Common Eye Conditions That Affect Seniors
Eyesight naturally deteriorates as we get older, and this can affect our ability to read road signs, drive at night, and cope with the glare from the sun or oncoming headlights. In some cases, poor vision is due to certain age-related eye conditions. If you’re over 60, here are five common eye conditions to be aware of.
Cataracts are one of the most common age-related eye conditions. Cataracts cause a gradual clouding of the lens that slowly reduces vision. It’s a condition that can be easily remedied with a cataract operation that replaces the bad lens with an artificial lens.
Dry eyes is a chronic condition in which the eye produces too few tears. Tears help maintain the overall health of the eye and contribute to clear vision. Driving with dry eyes exacerbates the glare from the sun, snow, and night lights. The best way to manage the condition is by using artificial tears to lubricate the eye.
Glaucoma is a serious eye condition causes progressive damage to the optic nerve. It initially affects your peripheral vision and, if left untreated, will eventually lead to blindness. If you’re experiencing blurred vision or halos around lights, see an eye care specialist immediately.
According to the AAA, age-related macular degeneration is a leading cause of vision loss and blindness among Americans 65 and older. Macular degeneration affects the sharpness of your central vision. It makes it hard to see road signs, traffic, and pedestrians clearly. In the early stages, you will be able to drive with macular degeneration, but eventually, the condition will progress to the point where driving is no longer possible.
Diabetic retinopathy causes damage to the blood vessels in the retina. This results in blurry vision, dark patches, floaters, and impaired color vision. At its most severe, it can cause blindness. If you are diabetic, maintain the right lifestyle to decrease your chances of developing diabetic retinopathy when you are older.
Tips on Safe Driving After 60
Schedule Regular Eye Tests
As you age, regular eye examinations are important to identify problems early and take measures to correct or manage it. People over 60 should go for a test at least once a year. If you have no health insurance or can’t afford to pay for an eye test, EyeCare America offers free eye tests to seniors.
While you don’t have to cruise down the highway at a snail's pace, if your vision is compromised, you need to slow down.
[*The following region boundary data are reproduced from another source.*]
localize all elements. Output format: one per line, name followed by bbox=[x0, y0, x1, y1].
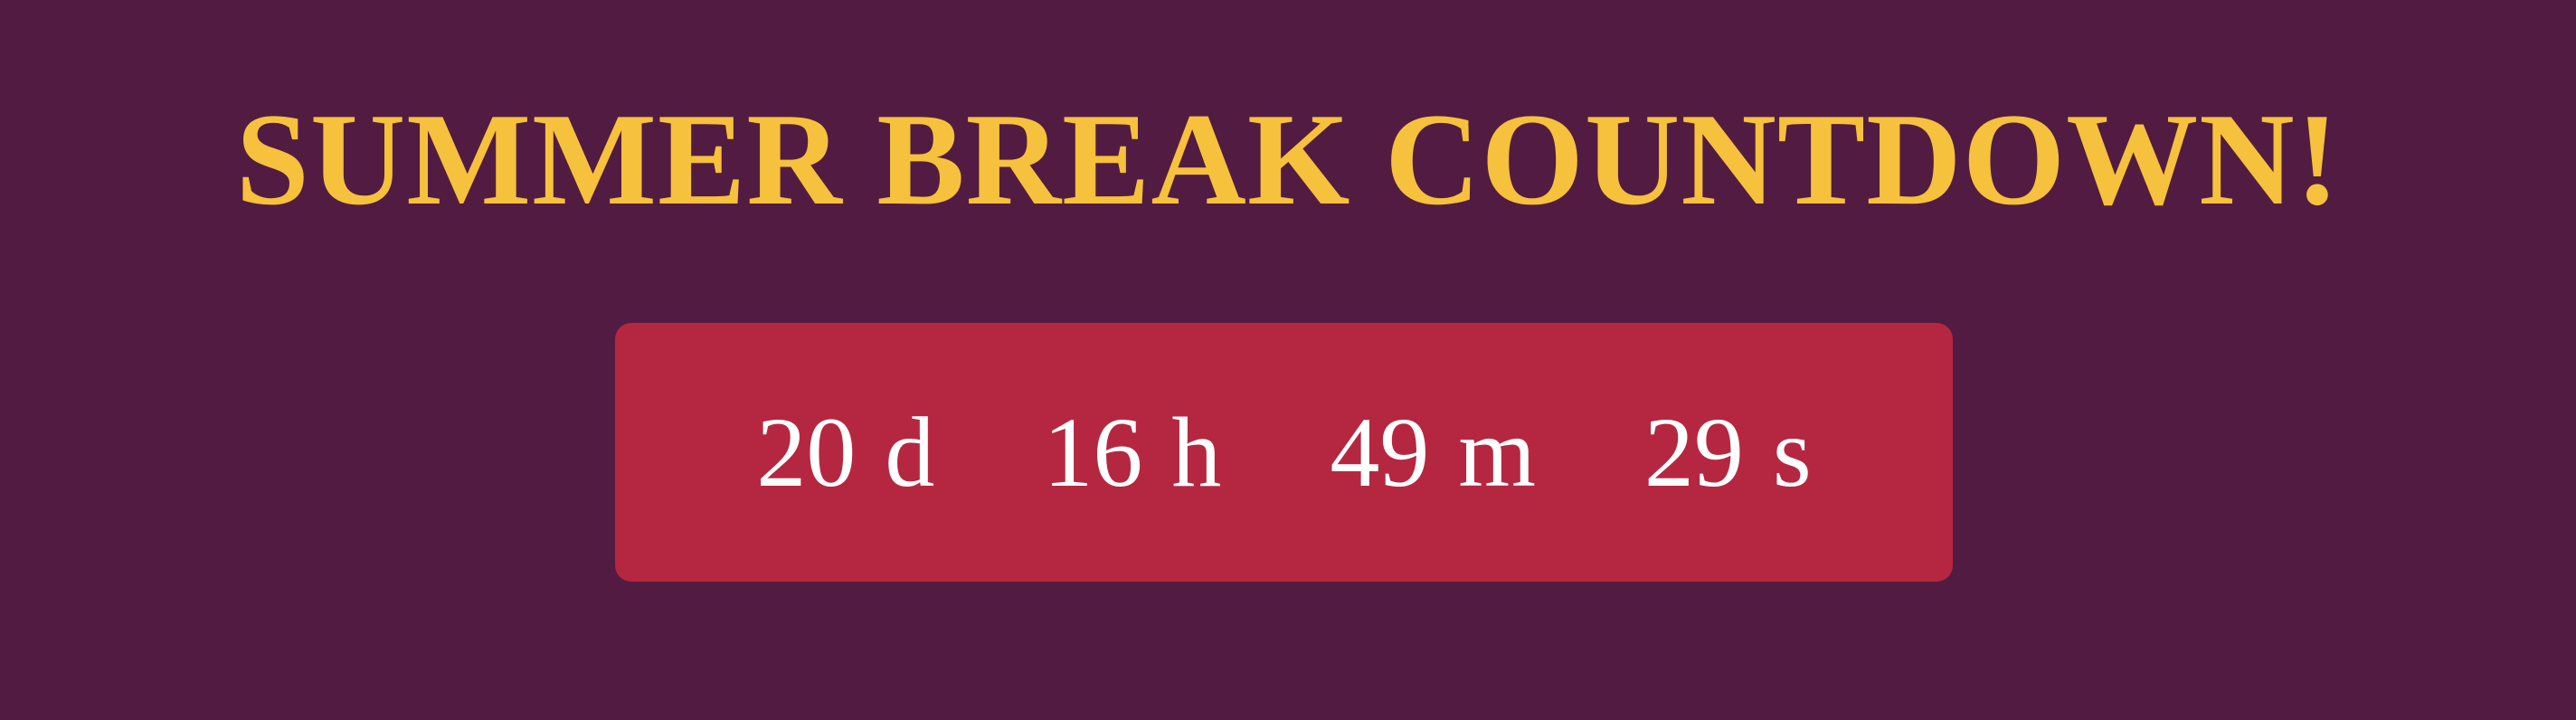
countdown-panel: 20 d 16 h 49 m 29 s bbox=[615, 323, 1953, 582]
countdown-seconds: 29 s bbox=[1644, 403, 1812, 502]
page-title: SUMMER BREAK COUNTDOWN! bbox=[235, 86, 2341, 232]
countdown-minutes: 49 m bbox=[1330, 403, 1536, 502]
hours-unit-label: h bbox=[1171, 397, 1222, 507]
seconds-value: 29 bbox=[1643, 397, 1744, 507]
countdown-days: 20 d bbox=[756, 403, 934, 502]
minutes-value: 49 bbox=[1330, 397, 1430, 507]
countdown-hours: 16 h bbox=[1043, 403, 1221, 502]
hours-value: 16 bbox=[1043, 397, 1143, 507]
seconds-unit-label: s bbox=[1772, 397, 1812, 507]
days-unit-label: d bbox=[885, 397, 935, 507]
days-value: 20 bbox=[756, 397, 857, 507]
minutes-unit-label: m bbox=[1458, 397, 1536, 507]
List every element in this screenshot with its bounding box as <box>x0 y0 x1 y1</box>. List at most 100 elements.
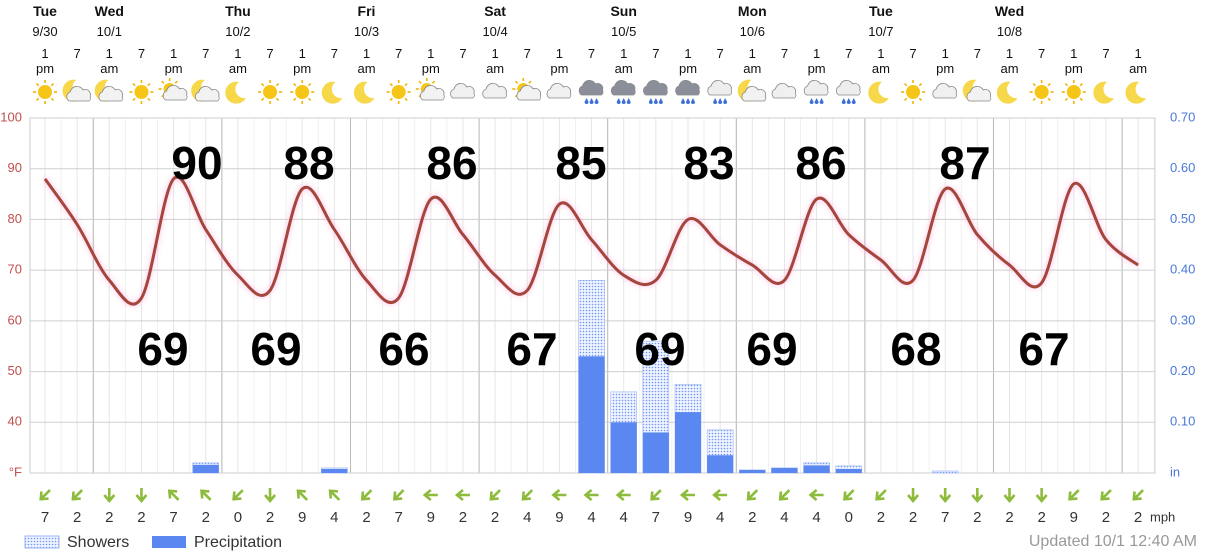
rain-drop <box>814 98 819 104</box>
sun-ray <box>147 97 151 102</box>
sun-ray <box>1047 97 1051 102</box>
rain-drop <box>621 98 626 104</box>
weather-icon <box>415 78 445 101</box>
wind-speed: 2 <box>362 509 370 526</box>
wind-arrow <box>135 488 148 504</box>
weather-icon <box>353 81 375 104</box>
wind-speed: 4 <box>620 509 628 526</box>
hour-label: 1 pm <box>936 46 955 76</box>
y2-tick-label: 0.40 <box>1170 262 1195 277</box>
weather-icon <box>835 80 861 104</box>
cloud <box>482 83 507 99</box>
day-name: Tue <box>33 3 57 19</box>
sun-ray <box>1032 97 1036 102</box>
weather-icon <box>386 80 411 104</box>
rain-drop <box>658 98 663 104</box>
hour-label: 1 am <box>871 46 890 76</box>
hour-label: 7 <box>137 46 146 61</box>
rain-drop <box>718 98 723 104</box>
wind-speed: 2 <box>1134 509 1142 526</box>
wind-speed: 9 <box>684 509 692 526</box>
cloud <box>66 86 91 102</box>
sun-ray <box>293 97 297 102</box>
hour-label: 7 <box>202 46 210 61</box>
sun-ray <box>275 97 280 102</box>
hour-label: 7 <box>973 46 981 61</box>
hour-label: 1 am <box>1000 46 1019 76</box>
low-label: 69 <box>634 323 685 375</box>
wind-arrow <box>583 489 599 501</box>
weather-icon <box>901 80 926 104</box>
wind-speed: 2 <box>1005 509 1013 526</box>
cloud <box>516 85 542 101</box>
sun-ray <box>1032 82 1036 87</box>
sun-ray <box>1079 97 1083 102</box>
sun <box>1034 85 1049 99</box>
weather-icon <box>321 81 343 104</box>
wind-speed: 9 <box>1070 509 1078 526</box>
cloud <box>707 80 732 96</box>
sun-ray <box>132 82 136 87</box>
moon <box>1125 81 1147 104</box>
hour-label: 1 pm <box>550 46 569 76</box>
weather-icon <box>803 80 829 104</box>
wind-arrow <box>808 489 824 501</box>
rain-drop <box>686 98 690 104</box>
hour-label: 1 pm <box>35 46 55 76</box>
hour-label: 7 <box>652 46 660 61</box>
wind-speed: 4 <box>587 509 595 526</box>
moon <box>996 81 1018 104</box>
wind-arrow <box>746 489 759 501</box>
legend-swatch <box>152 536 186 548</box>
high-label: 83 <box>683 137 734 189</box>
hour-label: 1 pm <box>421 46 440 76</box>
weather-icon <box>33 80 57 104</box>
day-name: Sun <box>610 3 637 19</box>
wind-arrow <box>103 488 116 504</box>
day-date: 10/4 <box>482 24 508 39</box>
sun-ray <box>918 82 923 87</box>
y2-tick-label: in <box>1170 464 1180 479</box>
y2-tick-label: 0.20 <box>1170 363 1195 378</box>
weather-icon <box>62 79 91 102</box>
rain-drop <box>681 98 685 104</box>
hour-label: 7 <box>459 46 467 61</box>
wind-speed: 2 <box>877 509 885 526</box>
low-label: 66 <box>378 323 429 375</box>
y2-tick-label: 0.50 <box>1170 211 1195 226</box>
moon <box>1093 81 1114 104</box>
rain-drop <box>648 98 653 104</box>
y-tick-label: 100 <box>0 109 22 124</box>
wind-arrow <box>200 489 212 501</box>
day-name: Wed <box>94 3 124 19</box>
day-date: 10/8 <box>996 24 1023 39</box>
weather-icon <box>450 83 475 99</box>
sun-ray <box>404 82 408 87</box>
precipitation-bar <box>192 464 219 473</box>
day-date: 10/7 <box>868 24 894 39</box>
legend-swatch <box>24 535 60 549</box>
moon <box>868 81 889 104</box>
high-label: 86 <box>426 137 477 189</box>
moon <box>225 81 246 104</box>
weather-icon <box>129 80 154 104</box>
sun-ray <box>293 82 297 87</box>
moon <box>321 81 343 104</box>
weather-icon <box>512 78 542 101</box>
wind-arrow <box>1132 489 1144 501</box>
hour-label: 7 <box>587 46 596 61</box>
legend-label: Precipitation <box>194 534 282 551</box>
y-tick-label: 70 <box>8 262 22 277</box>
sun-ray <box>147 82 151 87</box>
cloud <box>98 86 124 102</box>
sun-ray <box>404 97 408 102</box>
y-tick-label: 50 <box>8 363 22 378</box>
sun-ray <box>1064 97 1069 102</box>
precipitation-bar <box>578 356 605 473</box>
cloud <box>194 86 220 102</box>
high-label: 90 <box>171 137 222 189</box>
day-date: 10/3 <box>353 24 380 39</box>
cloud <box>932 83 958 99</box>
rain-drop <box>713 98 718 104</box>
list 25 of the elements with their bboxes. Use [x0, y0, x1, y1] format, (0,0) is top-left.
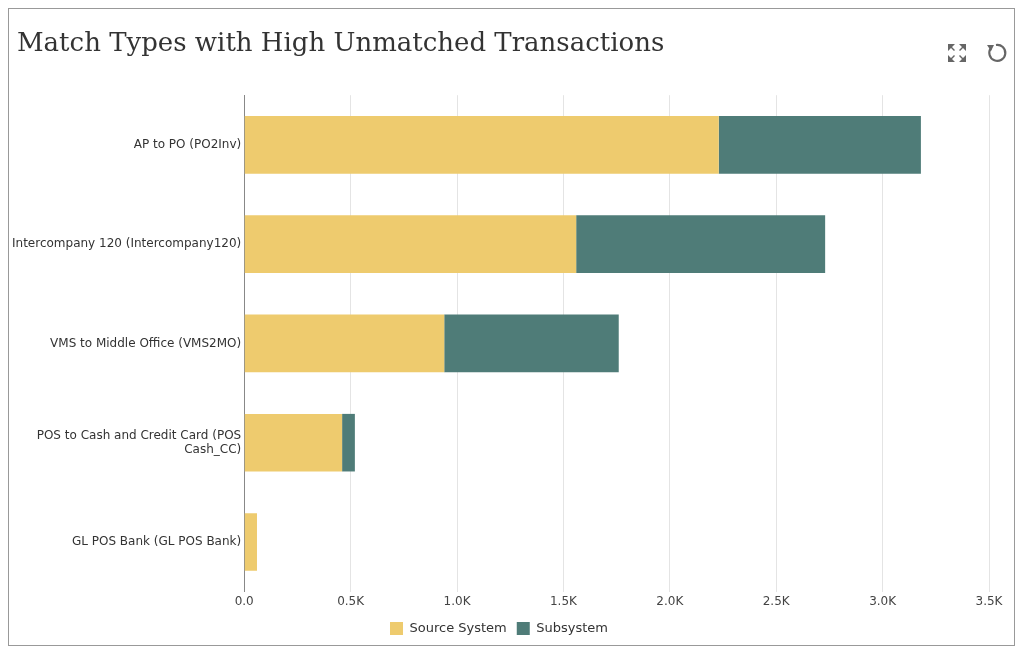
- x-tick-label: 1.0K: [443, 593, 472, 608]
- legend-label: Subsystem: [536, 619, 609, 635]
- x-tick-label: 0.0: [234, 593, 254, 608]
- bar: [244, 513, 257, 571]
- x-tick-label: 2.0K: [656, 593, 685, 608]
- chart-title: Match Types with High Unmatched Transactions: [17, 27, 665, 57]
- y-tick-label: VMS to Middle Office (VMS2MO): [50, 335, 242, 350]
- y-tick-label: POS to Cash and Credit Card (POS Cash_CC): [36, 427, 242, 457]
- bar: [244, 314, 445, 373]
- x-tick-label: 1.5K: [549, 593, 579, 608]
- y-tick-label: Intercompany 120 (Intercompany120): [12, 236, 242, 251]
- x-tick-label: 2.5K: [762, 593, 791, 608]
- bar: [244, 116, 719, 174]
- bar: [576, 215, 826, 273]
- bar: [244, 413, 343, 472]
- bar: [244, 215, 577, 273]
- bar: [444, 314, 619, 373]
- x-tick-label: 3.0K: [869, 593, 898, 608]
- y-tick-label: AP to PO (PO2Inv): [133, 136, 242, 151]
- x-tick-label: 0.5K: [337, 593, 366, 608]
- bar: [718, 116, 921, 174]
- y-tick-label: GL POS Bank (GL POS Bank): [71, 534, 242, 549]
- bar: [342, 413, 355, 472]
- x-tick-label: 3.5K: [975, 593, 1004, 608]
- legend-label: Source System: [409, 619, 507, 635]
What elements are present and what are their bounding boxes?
Drive at a speed you’re comfortable with that allows you to better judge the situation around you.
Be Cautious at Intersections
Barbara Horn says many collisions involving older drivers occur at intersections due to a failure to yield, especially when taking a left turn. “Look carefully in both directions before moving into an intersection. Turn your head frequently when driving to compensate for a reduced peripheral vision."
Avoid Nighttime Driving
As we age, our pupils shrink and don’t dilate as much to let light in and the cornea and lens become less clear. That’s why it becomes more difficult to drive at night as we become older. If you struggle to drive at night, it's best to avoid it as much as possible.
Take Medication Into Consideration
Many older people are on medication that can impair their driving ability. If you take medication, ask your doctor about the side effects. Drug-impaired driving coupled with poor vision is a recipe for disaster.
Take a Senior Driving Course
Most older people dread the day they have to stop driving as it signals the end of their independence. You can delay that day for a while longer by taking a senior driving course. A senior driving course will refresh your driving skills, teach you additional defensive driving skills, and discuss how aging affects driving.
When Should You Stop Driving?
There’s no set date to hang up your car keys. It depends on your overall health. Illnesses, medication, mobility and coordination problems, and poor vision may mean you need to stop driving sooner. However, if you’re still in good health at 80, there’s no reason you cannot continue to drive for a few more years.